Climate policies lead to higher GDP and employment rates

Climate policies lead to higher GDP and employment rates

A new study offers encouraging news about prospective climate policy impacts on employment and GDP. Comparing two scenarios to a "business as usual" model, a team of economists present two scenarios that could achieve the European Union's emissions reduction target by 2030 and also generate higher GDP and employment rates.

Original Paper:
Pollitt, H., Alexandri, E., Chewpreecha, U., & Klaassen, G. (2015). "Macroeconomic analysis of the employment impacts of future EU climate policies." Climate Policy (Earthscan), 15(5), 604-625. DOI: http://dx.doi.org/10.1080/14693062.2014.953907

Conversation about environmental policy often includes debates about potential impacts to business, economy, and investments. Some argue that the costs necessary to comply with strict regulations are prohibitive and unrealistic — you can't simply rearrange the entire energy grid because you want to be environmentally friendly. Others claim that we can't ignore the inevitability of eventually switching to renewable sources — nonrenewable energy will not sustain society indefinitely. Economists in the European Union have finished a study that put real numbers into this debate. They created models that predicted climate change policies having positive impacts on employment and GDP.

The results of this study, conducted by experts from Cambridge Econometrics and the Directorate General for Climate Action of the European Commission, were published in the September 2015 issue of Earthscan's Climate Policy Journal. The authors presented three scenarios for how climate policies could impact the economy. Each scenario was developed by combining a macroeconomic model with an energy systems analysis. The authors developed a baseline scenario, also considered "business as usual," that included only the policies that have already been adopted. Scenario one represented a 40-percent reduction of emissions by 2030 (based on 1990 levels). Scenario two includes additional strict energy efficiency policies and a target of 30 percent energy consumption from renewable sources. Scenarios one and two are also referred to as the decarbonization scenarios in the original report as well as in this summary.

In the baseline scenario — meeting the 40-percent emissions reduction target by 2030 — the model forecasted a sevenfold increase in carbon prices and about two million fewer jobs between 2020 and 2030. The anticipated decline in employment is because Europe is forecasting a decrease in working age populations after 2020. This decline in employment was diminished in both of the decarbonization scenarios. The first projected 678,000 more jobs than the baseline by 2030, and the second projected 1.2 million more jobs.
 
Carbon prices are projected to increase in all three scenarios, but the difference between these projections for the decarbonized scenarios is substantial. Scenario one predicts an eightfold increase in carbon prices. However carbon prices are expected to only slightly more than double in the second scenario. The increases in carbon prices in all three models are a result of some form of carbon pricing – via the EU's cap-and-trade style system, called the Emissions Trading Scheme (ETS), or through taxes for sectors not participating in the ETS. It is worth noting that the authors suggest that taxing carbon in non-ETS participating sectors was likely politically impractical. The lower projected carbon fees in scenario two are a result of energy efficiency measures and targets for renewable energy consumption.

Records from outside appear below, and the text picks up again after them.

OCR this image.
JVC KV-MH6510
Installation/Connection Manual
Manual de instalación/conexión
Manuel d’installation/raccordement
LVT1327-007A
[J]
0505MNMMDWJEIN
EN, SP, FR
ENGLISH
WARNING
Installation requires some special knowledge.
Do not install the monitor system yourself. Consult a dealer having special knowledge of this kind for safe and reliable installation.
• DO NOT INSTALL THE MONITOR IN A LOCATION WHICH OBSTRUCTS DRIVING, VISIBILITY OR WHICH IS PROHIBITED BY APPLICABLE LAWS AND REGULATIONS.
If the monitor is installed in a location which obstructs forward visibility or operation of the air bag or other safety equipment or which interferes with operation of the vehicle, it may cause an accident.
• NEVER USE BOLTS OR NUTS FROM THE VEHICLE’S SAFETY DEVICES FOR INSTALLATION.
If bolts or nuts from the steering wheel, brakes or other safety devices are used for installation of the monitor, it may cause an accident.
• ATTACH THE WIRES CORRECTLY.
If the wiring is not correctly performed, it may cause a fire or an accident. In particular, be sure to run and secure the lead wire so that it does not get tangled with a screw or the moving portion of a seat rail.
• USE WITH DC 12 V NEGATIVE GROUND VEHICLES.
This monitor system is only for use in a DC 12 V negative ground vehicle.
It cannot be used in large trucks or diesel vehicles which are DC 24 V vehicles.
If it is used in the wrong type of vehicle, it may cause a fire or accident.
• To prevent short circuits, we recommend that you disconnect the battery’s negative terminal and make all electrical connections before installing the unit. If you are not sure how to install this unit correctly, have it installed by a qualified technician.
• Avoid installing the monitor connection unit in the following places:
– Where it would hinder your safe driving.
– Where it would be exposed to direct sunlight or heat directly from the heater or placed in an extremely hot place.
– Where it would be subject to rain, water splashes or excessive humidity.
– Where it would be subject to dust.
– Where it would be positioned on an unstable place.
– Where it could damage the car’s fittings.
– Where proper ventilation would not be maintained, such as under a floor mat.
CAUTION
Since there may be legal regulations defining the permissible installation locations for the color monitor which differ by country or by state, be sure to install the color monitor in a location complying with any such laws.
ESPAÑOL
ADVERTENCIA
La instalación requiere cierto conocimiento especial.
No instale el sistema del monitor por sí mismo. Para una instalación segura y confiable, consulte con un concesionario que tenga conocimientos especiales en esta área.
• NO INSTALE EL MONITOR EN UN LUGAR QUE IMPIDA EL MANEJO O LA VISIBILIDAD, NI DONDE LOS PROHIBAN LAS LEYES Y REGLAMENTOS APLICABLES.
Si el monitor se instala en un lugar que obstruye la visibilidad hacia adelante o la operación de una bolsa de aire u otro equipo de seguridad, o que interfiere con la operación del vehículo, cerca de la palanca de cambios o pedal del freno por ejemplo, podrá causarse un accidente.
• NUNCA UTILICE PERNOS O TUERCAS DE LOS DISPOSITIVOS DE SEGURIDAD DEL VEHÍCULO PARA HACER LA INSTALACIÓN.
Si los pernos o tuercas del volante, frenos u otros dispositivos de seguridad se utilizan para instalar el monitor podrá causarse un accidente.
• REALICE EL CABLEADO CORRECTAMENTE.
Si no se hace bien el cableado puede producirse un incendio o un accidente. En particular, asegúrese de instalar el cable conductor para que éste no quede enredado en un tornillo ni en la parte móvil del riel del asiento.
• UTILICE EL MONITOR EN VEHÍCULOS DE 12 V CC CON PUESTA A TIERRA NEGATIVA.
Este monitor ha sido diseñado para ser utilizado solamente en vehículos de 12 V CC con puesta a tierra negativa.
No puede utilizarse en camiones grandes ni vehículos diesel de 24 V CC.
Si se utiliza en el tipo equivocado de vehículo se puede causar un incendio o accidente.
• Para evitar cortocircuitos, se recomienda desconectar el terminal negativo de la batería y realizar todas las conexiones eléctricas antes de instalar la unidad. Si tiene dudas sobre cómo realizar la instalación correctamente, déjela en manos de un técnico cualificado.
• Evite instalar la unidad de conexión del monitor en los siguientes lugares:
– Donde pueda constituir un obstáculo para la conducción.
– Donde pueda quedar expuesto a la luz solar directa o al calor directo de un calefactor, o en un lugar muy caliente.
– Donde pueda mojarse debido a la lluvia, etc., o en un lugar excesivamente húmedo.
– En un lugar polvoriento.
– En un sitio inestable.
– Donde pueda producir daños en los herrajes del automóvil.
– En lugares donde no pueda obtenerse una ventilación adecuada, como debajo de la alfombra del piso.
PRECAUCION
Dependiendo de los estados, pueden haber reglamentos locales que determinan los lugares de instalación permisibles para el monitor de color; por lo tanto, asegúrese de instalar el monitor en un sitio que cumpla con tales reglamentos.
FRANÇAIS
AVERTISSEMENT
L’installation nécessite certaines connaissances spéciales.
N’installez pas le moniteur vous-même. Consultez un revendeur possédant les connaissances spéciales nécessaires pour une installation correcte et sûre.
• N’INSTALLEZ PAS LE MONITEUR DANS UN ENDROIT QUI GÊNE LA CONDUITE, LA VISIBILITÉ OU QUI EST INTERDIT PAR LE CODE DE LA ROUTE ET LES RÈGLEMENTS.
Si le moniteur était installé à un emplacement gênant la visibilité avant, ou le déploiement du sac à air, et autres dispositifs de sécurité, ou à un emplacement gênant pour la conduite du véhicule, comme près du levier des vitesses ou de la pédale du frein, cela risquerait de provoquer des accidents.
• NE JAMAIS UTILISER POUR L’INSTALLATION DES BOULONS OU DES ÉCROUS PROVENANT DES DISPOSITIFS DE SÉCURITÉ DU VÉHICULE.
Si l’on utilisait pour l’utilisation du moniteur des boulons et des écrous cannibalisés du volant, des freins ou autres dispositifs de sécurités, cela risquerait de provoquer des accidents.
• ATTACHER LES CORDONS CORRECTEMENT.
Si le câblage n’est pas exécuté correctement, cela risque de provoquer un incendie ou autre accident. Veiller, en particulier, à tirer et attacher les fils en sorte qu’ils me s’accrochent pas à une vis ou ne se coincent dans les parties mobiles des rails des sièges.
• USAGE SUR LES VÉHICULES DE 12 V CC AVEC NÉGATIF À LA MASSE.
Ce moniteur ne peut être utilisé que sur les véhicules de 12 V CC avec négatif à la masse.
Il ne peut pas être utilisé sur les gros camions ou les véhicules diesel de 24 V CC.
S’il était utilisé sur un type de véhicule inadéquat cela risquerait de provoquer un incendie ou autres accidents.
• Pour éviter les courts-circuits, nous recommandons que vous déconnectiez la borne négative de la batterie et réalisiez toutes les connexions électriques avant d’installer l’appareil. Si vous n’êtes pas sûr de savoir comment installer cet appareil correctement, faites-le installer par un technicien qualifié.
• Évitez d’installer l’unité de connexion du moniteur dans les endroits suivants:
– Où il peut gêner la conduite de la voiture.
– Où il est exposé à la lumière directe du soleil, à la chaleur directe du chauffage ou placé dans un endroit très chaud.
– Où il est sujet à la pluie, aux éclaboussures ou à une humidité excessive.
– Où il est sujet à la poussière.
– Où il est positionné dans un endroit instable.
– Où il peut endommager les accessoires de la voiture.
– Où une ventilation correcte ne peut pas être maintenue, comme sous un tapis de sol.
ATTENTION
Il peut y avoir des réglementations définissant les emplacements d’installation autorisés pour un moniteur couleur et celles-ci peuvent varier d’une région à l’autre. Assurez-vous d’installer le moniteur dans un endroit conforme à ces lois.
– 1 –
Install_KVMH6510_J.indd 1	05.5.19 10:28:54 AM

These policies would lead to reduced emissions and lower fuel demand, which would offset the need to raise carbon prices.

The carbon pricing schemes used for these models are revenue neutral. This means that the revenue from the taxes or permit fees is circulated back to households. There are a couple of ways this is done — either by distributing revenue to citizens as payments, or using the revenue to offset other taxes, such as income tax. The authors found that the method used to return the revenue to citizens had significant impacts on the overall effectiveness of each scenario. While scenario two came out ahead in many aspects throughout this study, the authors found that switching the method of returning revenue flips the desirability of the two decarbonized scenarios with regards to net employment benefits. The preferred method was distributing the revenue to citizens via payments. However when they modeled the effects of using the revenue to offset labor taxes, the employment figures switched — results for scenario one were higher than scenario two.

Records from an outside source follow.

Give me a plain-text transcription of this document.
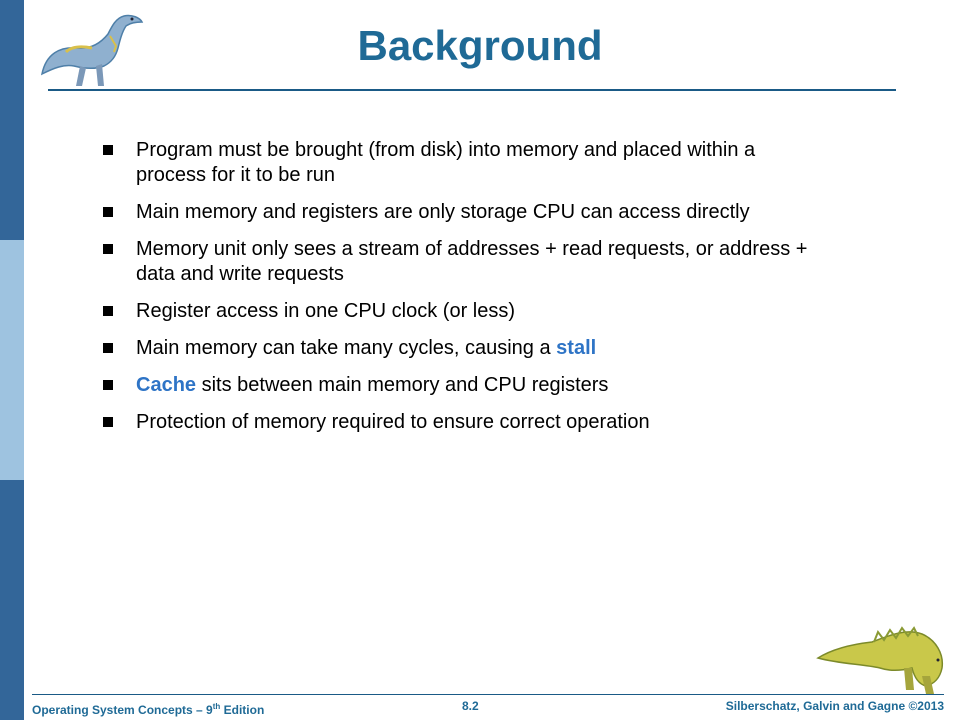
Background
Program must be brought (from disk) into memory and placed within a process for it to be run
Main memory and registers are only storage CPU can access directly
Memory unit only sees a stream of addresses + read requests, or address + data and write requests
Register access in one CPU clock (or less)
Main memory can take many cycles, causing a stall
Cache sits between main memory and CPU registers
Protection of memory required to ensure correct operation
Operating System Concepts – 9th Edition	8.2	Silberschatz, Galvin and Gagne ©2013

The method used in this study for carbon pricing is similar to efforts in the United States to put a price on carbon. Senators Sheldon and Schatz introduced a bill in November 2014 that would have applied a carbon pricing scheme very similar to the one used in this study. Other organizations have been lobbying the United States government to adopt such a carbon pricing plan. The results from this study can provide evidence to support these efforts.

Overall, the authors believe that these results are promising for the future of climate policy, job growth, and the economy. By taking on more aggressive renewable energy policies, employment levels will actually be higher. This may come as a surprise to many people, considering the levels of investment necessary and retraining requirements. However, from a different perspective, investing in the technologies that will take society into the next era will create unique opportunities for expanded and possibly more lucrative investments.